The Royal Dutch-Shell Group said Friday it was evacuating nonessential staff from two facilities in the oil-producing area of Port Harcourt, Nigeria, because of escalating combat between the Nigerian army and rebel militia in the last 2 weeks (OGJ Online, Sept. 24, 2004).

Ivan's impact lingers
When Hurricane Ivan tore through the Gulf of Mexico earlier this month, it "not only led to a sharper-than-expected drop in US crude oil inventories but also appears to have caused more damage than initially suspected in the offshore and Gulf Coast region," said Robert S. Morris, Banc of America Securities LLC, New York. Damage to offshore pipelines and infrastructure may take several weeks to repair.

As of Friday, the US Minerals Management Service reported gulf production amounting to 2.4 bcfd of natural gas and 500,000 b/d of crude was still shut in as a result of Ivan. It reported a cumulative loss of 43 bcf of gas and 10 million bbl of crude during Sept. 13-24.

"It now appears that the total 'lost' production as a result of Hurricane Ivan could end up being 60-90 bcf with nearly 20% of total offshore Gulf of Mexico natural gas production still shut in. Some operators stated that damage to certain facilities [and] infrastructure could take up to 2 months to repair," Morris said Monday.

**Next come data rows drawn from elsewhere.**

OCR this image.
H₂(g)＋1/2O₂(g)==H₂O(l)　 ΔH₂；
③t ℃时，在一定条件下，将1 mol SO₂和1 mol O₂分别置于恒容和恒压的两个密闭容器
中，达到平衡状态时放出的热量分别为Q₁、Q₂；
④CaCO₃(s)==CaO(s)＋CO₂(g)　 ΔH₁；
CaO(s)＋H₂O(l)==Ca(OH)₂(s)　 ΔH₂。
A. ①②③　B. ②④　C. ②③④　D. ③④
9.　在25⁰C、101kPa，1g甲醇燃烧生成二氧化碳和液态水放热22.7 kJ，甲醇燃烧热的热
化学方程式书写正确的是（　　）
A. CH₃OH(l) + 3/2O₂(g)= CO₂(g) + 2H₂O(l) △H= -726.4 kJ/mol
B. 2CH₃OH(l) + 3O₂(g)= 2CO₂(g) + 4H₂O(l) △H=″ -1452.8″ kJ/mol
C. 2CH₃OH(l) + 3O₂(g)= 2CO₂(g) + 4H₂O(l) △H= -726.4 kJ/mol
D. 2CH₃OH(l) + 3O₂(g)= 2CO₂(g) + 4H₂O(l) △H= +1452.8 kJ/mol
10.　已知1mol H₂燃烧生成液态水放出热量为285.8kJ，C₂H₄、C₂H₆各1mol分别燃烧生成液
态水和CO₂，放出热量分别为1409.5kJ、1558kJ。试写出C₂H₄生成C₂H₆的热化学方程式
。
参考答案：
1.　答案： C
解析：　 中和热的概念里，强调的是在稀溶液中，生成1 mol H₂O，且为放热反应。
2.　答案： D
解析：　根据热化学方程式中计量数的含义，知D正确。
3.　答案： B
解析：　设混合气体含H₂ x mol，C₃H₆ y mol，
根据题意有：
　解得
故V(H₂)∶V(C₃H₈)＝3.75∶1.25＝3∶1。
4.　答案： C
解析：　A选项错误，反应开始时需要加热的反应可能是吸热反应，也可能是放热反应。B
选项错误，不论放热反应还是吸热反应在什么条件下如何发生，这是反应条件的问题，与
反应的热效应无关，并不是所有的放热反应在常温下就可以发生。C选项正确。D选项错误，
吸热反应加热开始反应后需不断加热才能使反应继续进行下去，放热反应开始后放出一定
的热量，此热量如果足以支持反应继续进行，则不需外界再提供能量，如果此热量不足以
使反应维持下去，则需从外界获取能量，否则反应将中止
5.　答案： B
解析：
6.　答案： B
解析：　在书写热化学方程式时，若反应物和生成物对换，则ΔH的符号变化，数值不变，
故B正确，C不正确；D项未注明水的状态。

Meanwhile, Department of Energy officials confirmed Friday the approval of loans of 1.4 million bbl of crude to Shell Trading US Co. and of 300,000 bbl to Placid Refining Co., Port Allen, La., because of oil supply disruptions caused by Hurricane Ivan. The oil is to be returned to the SPR with interest once supply conditions return to normal (OGJ Online, Sept. 24, 2004). DOE is considering similar requests by additional refiners.

"One of the underlying concerns is the ability of refiners to rebuild US heating oil inventories, which are now nearly 17% below normal, with just a little over 1 month before winter kicks off," said Morris.

Energy prices
The November contract for benchmark US light, sweet crudes climbed 42¢ to a record high closing of $48.88/bbl Friday, short of the Aug. 20 NYMEX intraday high price of $49.40/bbl. The near-month crude futures price has increased 12% over the last seven sessions. The December contract was up 35¢ to $48.08/bbl. On the US spot market, West Texas Intermediate at Cushing, Okla., gained 44¢ to $48.81/bbl.

Heating oil and gasoline for November delivery gained 0.5¢ each to $1.3579/gal and $1.3482/gal, respectively. The November natural gas contract lost 17.2¢ to $5.39/Mcf Friday on NYMEX. "The [gas futures] market fell for the second session in a row as the rally that pushed prices up more than [$1/Mcf] on the back of production outages from Hurricane Ivan seems to have run its course," said analysts Monday at Enerfax Daily.

In London, the November contract for North Sea Brent crude increased by 20¢ to $45.33/bbl Friday on the International Petroleum Exchange. Gas oil for October delivery dipped by 50¢ to $422.50/tonne. The October natural gas contract fell by 12¢ to the equivalent of $5.24/Mcf on IPE.

The average price for the Organization of Petroleum Exporting Countries' basket of seven benchmark crudes inched up by 4¢ to $42.31/bbl Friday. For last week as a whole, the OPEC basket price averaged $40.97/bbl, up by $1.15 from the previous week. So far this year, the OPEC basket price has averaged $34.53/bbl, up from $24.36/bbl for all of 2003.